Dieter Bohn for The Verge:
Last night, some customers who had preordered an Essential phone received an email asking for a copy of their driver’s license, ostensibly to verify their address in an attempt to prevent fraud.
Dozens of customers replied with their personal information, but those emails didn’t just go to Essential; they went out to everybody who had received the original email. That means that an unknown number of Essential customers are now in possession of each other’s drivers license, birth date, and address information.
The incident is being reported as phishing by many outlets, because it looks and smells quite a lot like a phishing attempt: a weird request for personal information. After examining the email headers, it doesn’t look like this was an actual phishing attempt. It seems much more likely that this was a colossal screw up, the result of a misconfigured customer support email list.
Just wow. Definitely not the headline you want surrounding your first product release.
In a post regarding Andy Rubin’s vision, I said the following in reference to user data. With today’s mistake, Essential has absolutely lost some credibility. And this is the company that wants to run our homes?
While many may trust Andy Rubin, Essential has to walk the walk. They have to measurably demonstrate their accountability and be transparent with user data.
Andy Rubin has now penned a formal apology on the Essential Blog, saying:
Yesterday, we made an error in our customer care function that resulted in personal information from approximately 70 customers being shared with a small group of other customers. We have disabled the misconfigured account and have taken steps internally to add safeguards against this happening again in the future. We sincerely apologize for our error and will be offering the impacted customers one year of LifeLock. We will also continue to invest more in our infrastructure and customer care, which will only be more important as we grow.

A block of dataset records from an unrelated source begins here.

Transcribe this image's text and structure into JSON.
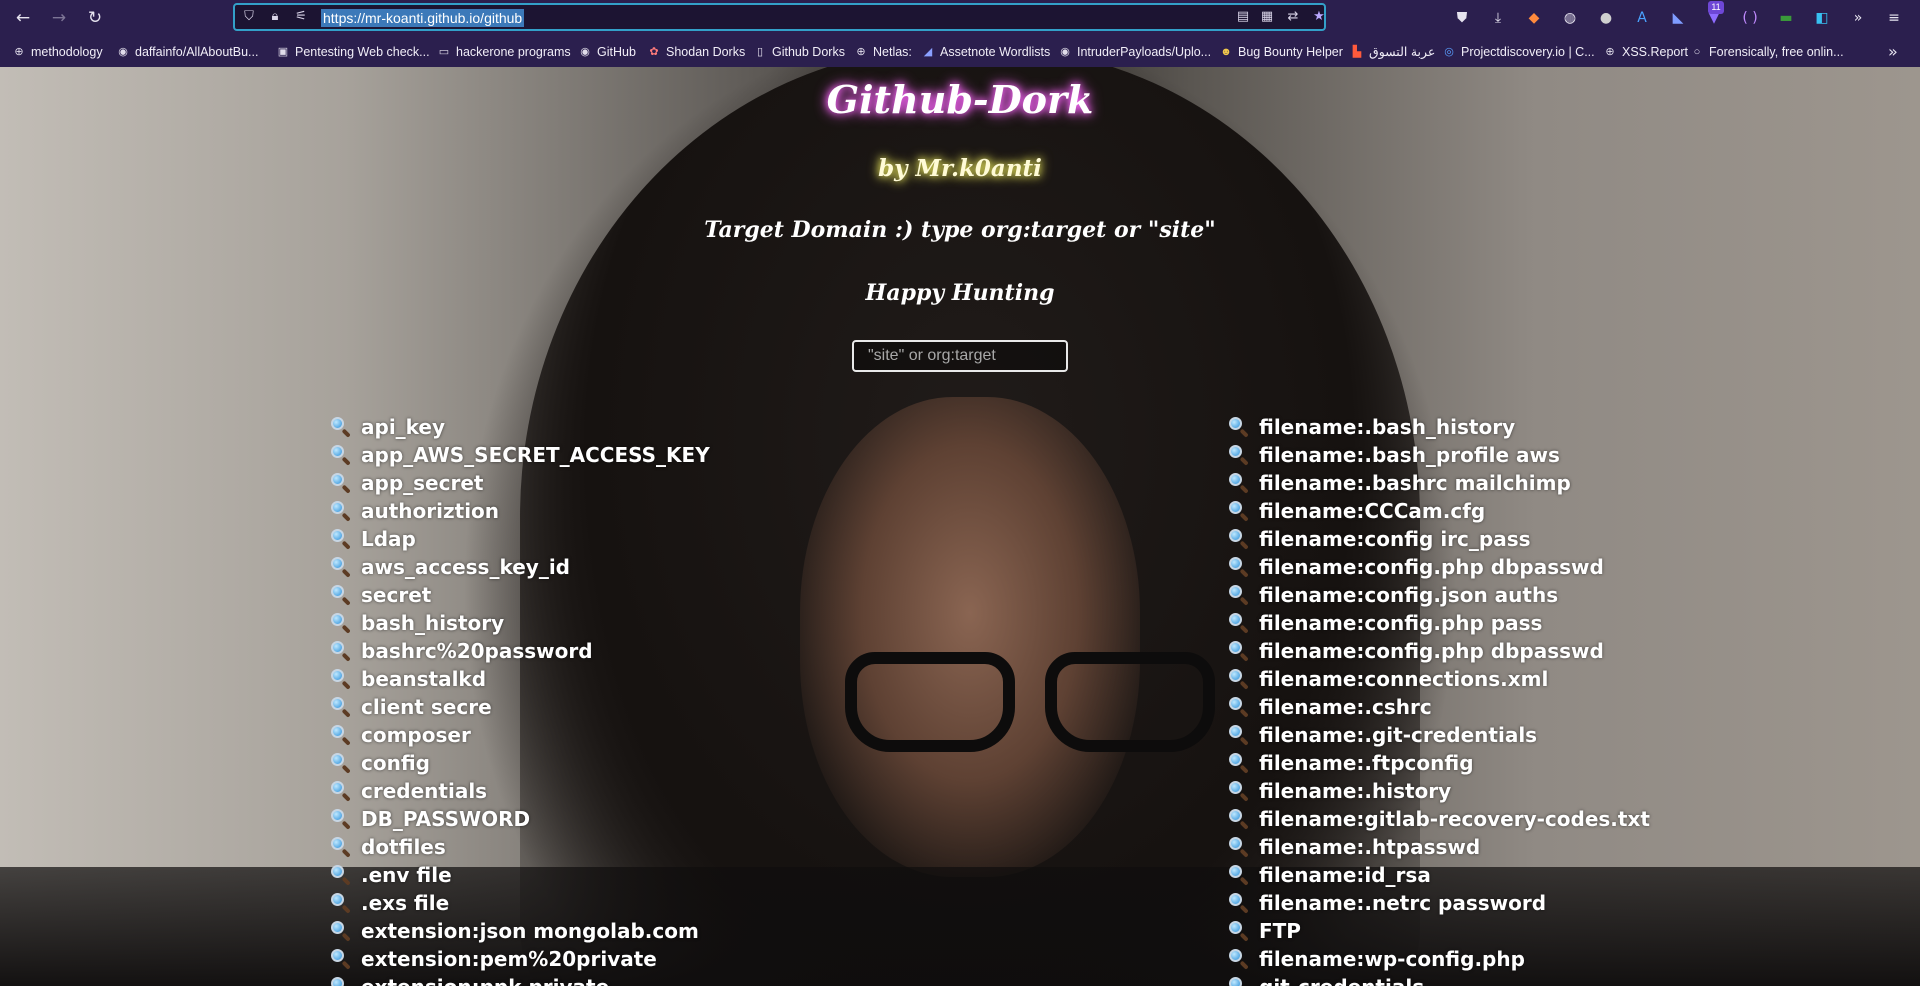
{
  "browser": {
    "url": "https://mr-koanti.github.io/github",
    "extension_badge": "11",
    "bookmarks": [
      {
        "label": "methodology",
        "icon": "globe-icon"
      },
      {
        "label": "daffainfo/AllAboutBu...",
        "icon": "github-icon"
      },
      {
        "label": "Pentesting Web check...",
        "icon": "page-icon"
      },
      {
        "label": "hackerone programs",
        "icon": "folder-icon"
      },
      {
        "label": "GitHub",
        "icon": "github-icon"
      },
      {
        "label": "Shodan Dorks",
        "icon": "shodan-icon"
      },
      {
        "label": "Github Dorks",
        "icon": "page-icon"
      },
      {
        "label": "Netlas:",
        "icon": "globe-icon"
      },
      {
        "label": "Assetnote Wordlists",
        "icon": "assetnote-icon"
      },
      {
        "label": "IntruderPayloads/Uplo...",
        "icon": "github-icon"
      },
      {
        "label": "Bug Bounty Helper",
        "icon": "emoji-icon"
      },
      {
        "label": "عربة التسوق",
        "icon": "cart-icon"
      },
      {
        "label": "Projectdiscovery.io | C...",
        "icon": "projectdiscovery-icon"
      },
      {
        "label": "XSS.Report",
        "icon": "globe-icon"
      },
      {
        "label": "Forensically, free onlin...",
        "icon": "search-icon"
      }
    ]
  },
  "page": {
    "title": "Github-Dork",
    "byline": "by Mr.k0anti",
    "target_text": "Target Domain :) type org:target or \"site\"",
    "happy_text": "Happy Hunting",
    "search_placeholder": "\"site\" or org:target",
    "search_value": ""
  },
  "dorks_left": [
    "api_key",
    "app_AWS_SECRET_ACCESS_KEY",
    "app_secret",
    "authoriztion",
    "Ldap",
    "aws_access_key_id",
    "secret",
    "bash_history",
    "bashrc%20password",
    "beanstalkd",
    "client secre",
    "composer",
    "config",
    "credentials",
    "DB_PASSWORD",
    "dotfiles",
    ".env file",
    ".exs file",
    "extension:json mongolab.com",
    "extension:pem%20private",
    "extension:ppk private"
  ],
  "dorks_right": [
    "filename:.bash_history",
    "filename:.bash_profile aws",
    "filename:.bashrc mailchimp",
    "filename:CCCam.cfg",
    "filename:config irc_pass",
    "filename:config.php dbpasswd",
    "filename:config.json auths",
    "filename:config.php pass",
    "filename:config.php dbpasswd",
    "filename:connections.xml",
    "filename:.cshrc",
    "filename:.git-credentials",
    "filename:.ftpconfig",
    "filename:.history",
    "filename:gitlab-recovery-codes.txt",
    "filename:.htpasswd",
    "filename:id_rsa",
    "filename:.netrc password",
    "FTP",
    "filename:wp-config.php",
    "git-credentials"
  ],
  "colors": {
    "chrome_bg": "#2b1f4e",
    "urlbar_focus": "#33a0c9",
    "title_glow": "#ff66ff",
    "byline_glow": "#e9e65b"
  }
}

Being a founder in an intensely competitive business means you occasionally have to eat crow. It’s humiliating, it doesn’t taste good, and often, it’s a humbling experience. As Essential’s founder and CEO, I’m personally responsible for this error and will try my best to not repeat it.
Good on him to take ownership for the blunder and provide LifeLock to the affected individuals. Also glad to hear the impact was minimal. Hopefully Essential learns a big lesson from this.